AY Honor Maple Sugar Answer Key
Northeastern United States and eastern Canada. This is where the maple trees that produce sugar grow and where the weather gets cold enough to produce a good flow of sap when there are warm days with the temperature above freezing and nights with the temperature below. This occurs most often in winter and early spring.
Each fall the tree produces its own supply of starch which it stores in its root system during the winter season. In the spring the roots begin to take up water, mixing it with the starch to create sap. The sap rises up the trunk and is distributed to the branches to prepare the tree for the growing season.
The leaves are the easiest way to identify a maple tree so it is easiest to pick out the trees you are going to tap before they lose their leaves in the fall. The bark of the sugar maple is usually dark brown with vertical grooves and ridges. The easiest way to pick out maple trees without their leaves is to look for a tree that has its branches and buds in opposite position (that is in pairs on opposite sides of a branch) rather than alternate. Four native maples - sugar maple, silver maple, red maple, and black maple - all produce a sweet sap; as does the box elder (ash leaf maple). The Norway maple, a common introduced ornamental in towns, also produces sweet sap.
The holes should be drilled about 2 1/2 inches deep including the thick bark. It should be about 7/16 or 1/2 inch in diameter and should be drilled upward at a slight angle so the sap won’t pool in the hole.
The diameter of the hole really ought to be matched to the size of the tap. Taps are tapered, so the hole diameter should fall somewhere between the smaller and larger ends of the tap. If the hole diameter is too large, the tap may fall out of the hole. This is especially true if a bucket is suspended from the tap (some are designed for that). In this case, the more sap that flows into the bucket, the heavier it gets, making it even more likely that the tap will pull out. For insurance, you might consider tying a rope around the tree, catching (and thus securing) the tap.

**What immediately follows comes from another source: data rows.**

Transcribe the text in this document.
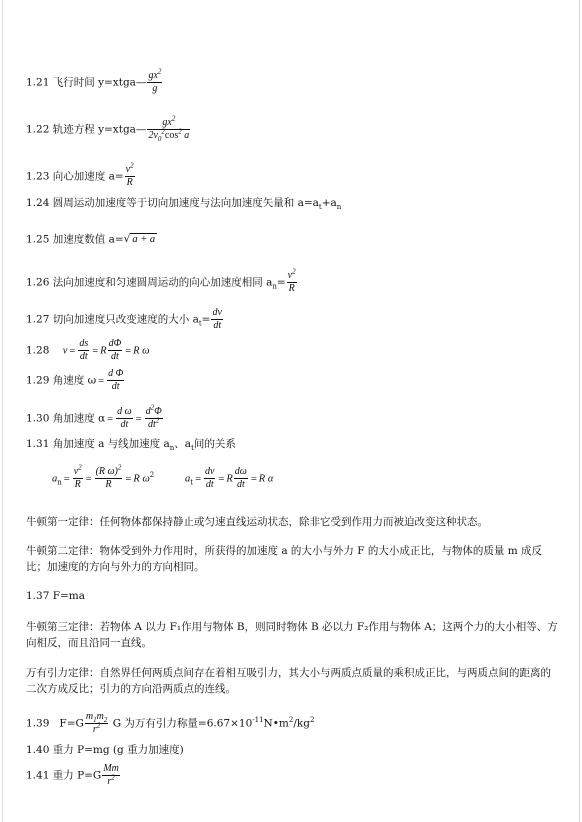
1.21 飞行时间 y=xtga— $\frac{gx^2}{g}$
1.22 轨迹方程 y=xtga— $\frac{gx^2}{2v_0^2\cos^2 a}$
1.23 向心加速度 $a= \frac{v^2}{R}$
1.24 圆周运动加速度等于切向加速度与法向加速度矢量和 $a=a_t+a_n$
1.25 加速度数值 a=√ a + a
1.26 法向加速度和匀速圆周运动的向心加速度相同 $a_n= \frac{v^2}{R}$
1.27 切向加速度只改变速度的大小 $a_t= \frac{dv}{dt}$
1.28 $v = \frac{ds}{dt} = R \frac{d\Phi}{dt} = R$ ω
1.29 角速度 $\omega = \frac{\text{d Φ}}{dt}$
1.30 角加速度 $\alpha = \frac{\text{d ω}}{dt} = \frac{d^2\Phi}{dt^2}$
1.31 角加速度 a 与线加速度 $a_n$、$a_t$间的关系
$a_n = \frac{v^2}{R} = \frac{(R \omega)^2}{R} = R$ $\omega^2$	$a_t = \frac{dv}{dt} = R \frac{d\omega}{dt} = R$ α
牛顿第一定律：任何物体都保持静止或匀速直线运动状态，除非它受到作用力而被迫改变这种状态。
牛顿第二定律：物体受到外力作用时，所获得的加速度 a 的大小与外力 F 的大小成正比，与物体的质量 m 成反比；加速度的方向与外力的方向相同。
1.37 F=ma
牛顿第三定律：若物体 A 以力 F₁作用与物体 B，则同时物体 B 必以力 F₂作用与物体 A；这两个力的大小相等、方向相反，而且沿同一直线。
万有引力定律：自然界任何两质点间存在着相互吸引力，其大小与两质点质量的乘积成正比，与两质点间的距离的二次方成反比；引力的方向沿两质点的连线。
1.39 $F=G \frac{m_1m_2}{r^2}$ G 为万有引力称量$=6.67\times 10^{-11}N•m^2/kg^2$
1.40 重力 P=mg (g 重力加速度)
1.41 重力 $P=G \frac{Mm}{r^2}$
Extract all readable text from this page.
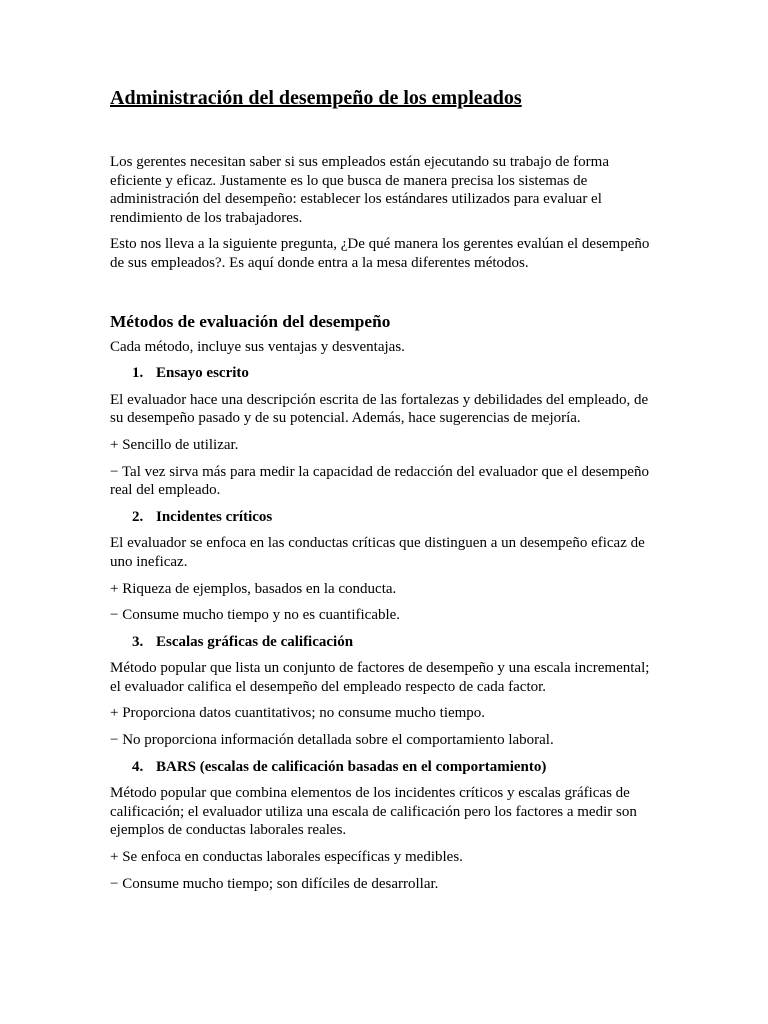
Administración del desempeño de los empleados

Los gerentes necesitan saber si sus empleados están ejecutando su trabajo de forma eficiente y eficaz. Justamente es lo que busca de manera precisa los sistemas de administración del desempeño: establecer los estándares utilizados para evaluar el rendimiento de los trabajadores.

Esto nos lleva a la siguiente pregunta, ¿De qué manera los gerentes evalúan el desempeño de sus empleados?. Es aquí donde entra a la mesa diferentes métodos.

Métodos de evaluación del desempeño

Cada método, incluye sus ventajas y desventajas.

1. Ensayo escrito

El evaluador hace una descripción escrita de las fortalezas y debilidades del empleado, de su desempeño pasado y de su potencial. Además, hace sugerencias de mejoría.

+ Sencillo de utilizar.

− Tal vez sirva más para medir la capacidad de redacción del evaluador que el desempeño real del empleado.

2. Incidentes críticos

El evaluador se enfoca en las conductas críticas que distinguen a un desempeño eficaz de uno ineficaz.

+ Riqueza de ejemplos, basados en la conducta.

− Consume mucho tiempo y no es cuantificable.

3. Escalas gráficas de calificación

Método popular que lista un conjunto de factores de desempeño y una escala incremental; el evaluador califica el desempeño del empleado respecto de cada factor.

+ Proporciona datos cuantitativos; no consume mucho tiempo.

− No proporciona información detallada sobre el comportamiento laboral.

4. BARS (escalas de calificación basadas en el comportamiento)

Método popular que combina elementos de los incidentes críticos y escalas gráficas de calificación; el evaluador utiliza una escala de calificación pero los factores a medir son ejemplos de conductas laborales reales.

+ Se enfoca en conductas laborales específicas y medibles.

− Consume mucho tiempo; son difíciles de desarrollar.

It heals within a few weeks after the sap season.
Two to three inches.
none on trees less than 10 inches. One if at least 10 inches.
one tap on trees 10 to 18 inches.
two taps on trees 18 to 28 inches.
three taps on trees over 28”.
Maple syrup is ready when the boiling temperature reaches about 7 degrees above boiling point of water (e.g. 218o F. in Michigan). If you continue boiling until the temperature reaches 30 to 33 degrees F. above the boiling point of water(e.g. 241 to 244o F. in Michigan) and then stir the syrup vigorously it will start to crystallize. At this point you put it into whatever molds or containers you wish before it hardens too much in the pan.
Warm sunny days above freezing and cold nights below freezing.
A full well-proportioned tree in the summer will be a more healthy tree and will produce a better quality and quantity of sap the next spring.
30 to 40 gallons.
Yummmm! Very sweet!
If you can't observe in person (don't live in a Maple Syrup producing area), check Youtube - search maple syrup production - for numerous videos.
Also called a brace, the drill holds the bit that bores the hole in the tree. Many syrup producers still use these traditional "cordless" tools, though others use battery powered ones instead. A regular "corded" drill is not useful unless the tree is near an outlet. In most maple-producing areas, the trees cover a vast area, and would require thousands of feet of extension cords (which would have to be wound through the forest). It is far,less labor to use a brace and bit than to run wire and then collect it again after the holes are bored.
The bit fits into the brace (or into an electric drill) and is used to bore a 7/16 or 1/2 inch hole in the tree.
The spigot is inserted into tap hole to direct the sap from the tree into the bucket. The bucket hangs from it. In the old days these could be made from elderberry branches, as that species of tree has a pithy center in the branches and is easily removed to make a channel for the sap to flow through. They can also be made from 1/2 inch dowel with a hole drilled in it. Metal versions are far more common today than wooden ones, and plastic spigots are more common than metal ones, as they allow the syruper to run plastic tubing from tree to tree to greatly reduce the labor involved in sap collecting.
The bucket is used to collect sap. Most sap buckets are made of metal, but it is possible to use a plastic milk jug. Modern producers often pipe the sap into a large tank at a central collection area.
The bucket cover is used to keep out rain and foreign material. Rain would dilute the sap and require more boiling. The lid is loose-fitting, so it will not keep out insects. Insects are not typically active during sapping season, and when there are enough of them to become a concern, it's about time to quit production anyhow.
The evaporator is used to boil sap so the excess water in the sap is driven off leaving the maple syrup or sugar. Commercial operators have huge evaporators costing thousands of dollars. For small scale production, you can boil it down in the kitchen, but be warned - this will cause a lot of moisture to condense on surfaces in the kitchen. If you have an oven vent that exhausts to the outdoors, use it! You can also boil it down in a kettle on an outdoor barbecue grill.
If you attempt to boil it down in a kettle over an open fire without an evaporator, you can easily ruin the sap by getting smoke in it (yes, it happens).